If you have decided to ‘take the plunge’, you might now be wondering what type of pool is best – chlorine or salt water? Traditionally, chlorine pools are the norm but in the past 10 years salt water pools are giving them a run for their money. It’s estimated that 30 percent of pools are now salt water. And yes, in case you’re wondering, you can convert a chlorine pool to salt water.
Perhaps the biggest misconception surrounding salt water pools is that they do indeed contain chlorine, the magic ingredient that keeps water clear and free of bacteria that is hazardous to humans. The difference is that instead of adding chlorine, the chlorine is produced naturally by the salt itself, created by a salt water chlorinator or ‘electrolytic chlorine generator’ (ECG).

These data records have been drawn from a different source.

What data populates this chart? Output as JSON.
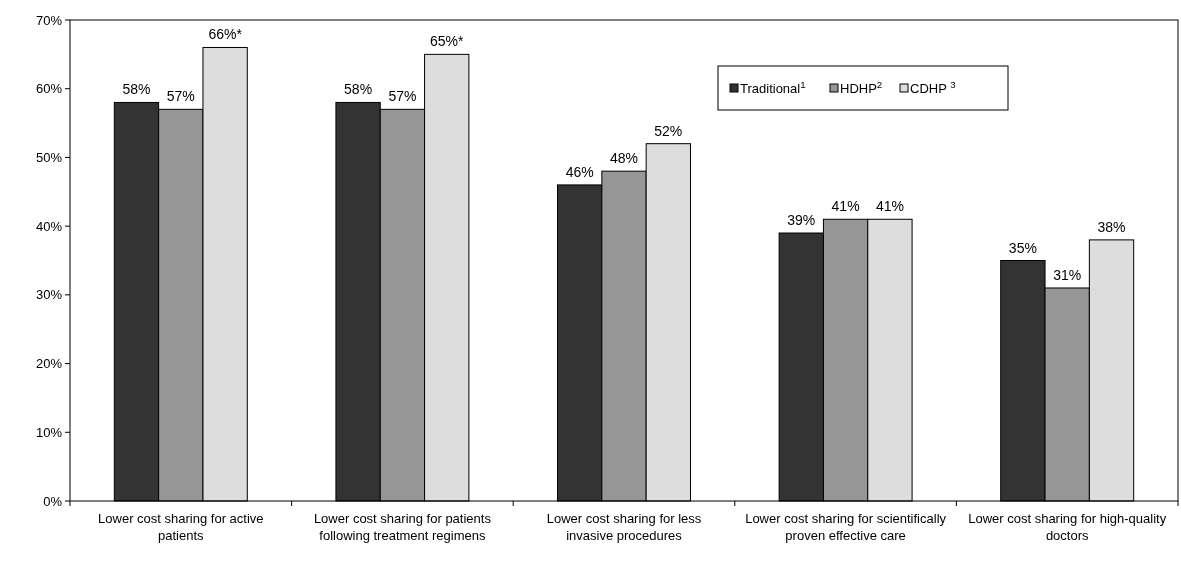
{
  "chart_data": {
    "type": "bar",
    "categories": [
      "Lower cost sharing for active patients",
      "Lower cost sharing for patients following treatment regimens",
      "Lower cost sharing for less invasive procedures",
      "Lower cost sharing for scientifically proven effective care",
      "Lower cost sharing for high-quality doctors"
    ],
    "series": [
      {
        "name": "Traditional$^{1}$",
        "color": "#333333",
        "values": [
          58,
          58,
          46,
          39,
          35
        ],
        "value_labels": [
          "58%",
          "58%",
          "46%",
          "39%",
          "35%"
        ]
      },
      {
        "name": "HDHP$^{2}$",
        "color": "#969696",
        "values": [
          57,
          57,
          48,
          41,
          31
        ],
        "value_labels": [
          "57%",
          "57%",
          "48%",
          "41%",
          "31%"
        ]
      },
      {
        "name": "CDHP $^{3}$",
        "color": "#dddddd",
        "values": [
          66,
          65,
          52,
          41,
          38
        ],
        "value_labels": [
          "66%*",
          "65%*",
          "52%",
          "41%",
          "38%"
        ]
      }
    ],
    "ylim": [
      0,
      70
    ],
    "yticks": [
      {
        "value": 0,
        "label": "0%"
      },
      {
        "value": 10,
        "label": "10%"
      },
      {
        "value": 20,
        "label": "20%"
      },
      {
        "value": 30,
        "label": "30%"
      },
      {
        "value": 40,
        "label": "40%"
      },
      {
        "value": 50,
        "label": "50%"
      },
      {
        "value": 60,
        "label": "60%"
      },
      {
        "value": 70,
        "label": "70%"
      }
    ],
    "grid": false,
    "legend": "top right"
  }
}
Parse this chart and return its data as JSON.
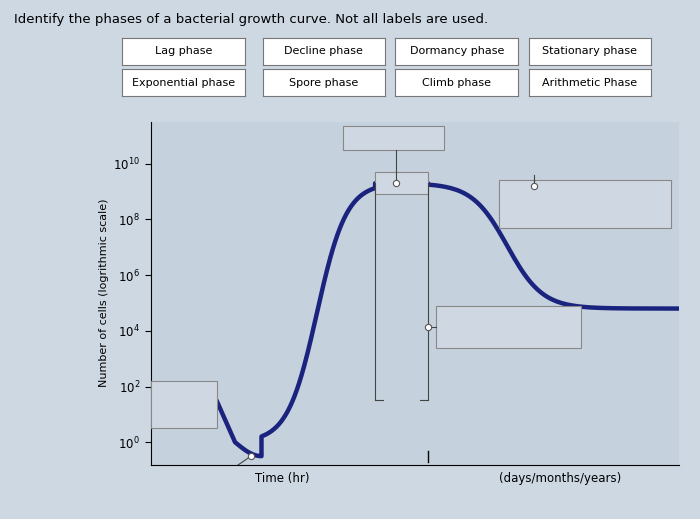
{
  "title": "Identify the phases of a bacterial growth curve. Not all labels are used.",
  "ylabel": "Number of cells (logrithmic scale)",
  "xlabel_left": "Time (hr)",
  "xlabel_right": "(days/months/years)",
  "button_labels_row1": [
    "Lag phase",
    "Decline phase",
    "Dormancy phase",
    "Stationary phase"
  ],
  "button_labels_row2": [
    "Exponential phase",
    "Spore phase",
    "Climb phase",
    "Arithmetic Phase"
  ],
  "bg_color": "#cdd8e3",
  "plot_bg_color": "#c5d1dd",
  "curve_color": "#1a237e",
  "curve_linewidth": 3.2,
  "box_facecolor": "#cfd8e2",
  "box_edgecolor": "#888888",
  "note": "y-axis is linear 0-10 but labeled as 10^0 through 10^10 (evenly spaced)"
}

Let’s take a look at the pros and cons of each type of pool.
– Less expensive up front
– Chlorinated pool are less harsh on your deck/pool surround and any metal parts i.e. ladder, diving board
– Chlorine is highly effective at keeping bacteria at bay
– Maintenance (checking levels) can be burdensome
– Chlorine is a harsh chemical and can irritate some people’s skin, hair and eyes
– Monthly costs for chlorine tablets is around $50-$60
SALT WATER POOLS:
– Low maintenance. Owners add about 300 pounds of salt at the beginning of the season and the generator does the work from there
– Annual operating costs are less than chlorine pools
– Easy on your body. Owners say salt water feels silky on their skin, won’t irritate eyes and also has no harsh odour
– Higher initial cost. An ECG will cost between $600-$1,400. You will also need to replace the “salt cells” in the ECG periodically. They cost around $350.

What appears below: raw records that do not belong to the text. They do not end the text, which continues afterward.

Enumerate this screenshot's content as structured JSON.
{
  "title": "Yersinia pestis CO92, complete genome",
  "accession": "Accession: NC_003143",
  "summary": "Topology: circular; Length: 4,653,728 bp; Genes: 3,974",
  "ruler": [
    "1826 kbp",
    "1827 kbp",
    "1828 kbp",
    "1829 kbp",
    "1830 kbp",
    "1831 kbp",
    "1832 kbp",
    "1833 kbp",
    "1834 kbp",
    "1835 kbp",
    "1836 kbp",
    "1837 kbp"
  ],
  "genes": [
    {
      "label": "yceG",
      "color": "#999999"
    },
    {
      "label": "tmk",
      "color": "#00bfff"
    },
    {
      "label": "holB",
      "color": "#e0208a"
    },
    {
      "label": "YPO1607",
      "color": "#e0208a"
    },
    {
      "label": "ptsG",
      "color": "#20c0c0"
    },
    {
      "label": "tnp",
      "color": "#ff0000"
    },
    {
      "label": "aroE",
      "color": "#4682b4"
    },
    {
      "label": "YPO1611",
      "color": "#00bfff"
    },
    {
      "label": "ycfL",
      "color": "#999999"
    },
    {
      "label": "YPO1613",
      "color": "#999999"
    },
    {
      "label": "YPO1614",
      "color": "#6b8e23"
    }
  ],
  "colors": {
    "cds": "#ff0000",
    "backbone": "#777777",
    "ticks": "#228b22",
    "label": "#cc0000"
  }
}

– Salt is corrosive and will break down the pool liner, ladder and lighting systems over time
– More complex. If any problems with sanitation arise, you may have to hire a professional for assistance
The bottom line? It’s really a matter of preference. If you dislike the smell of chlorine, as well as the idea of handling harsh chemicals all summer long and don’t mind shelling out a bit more up front, salt water may be the better option for your family!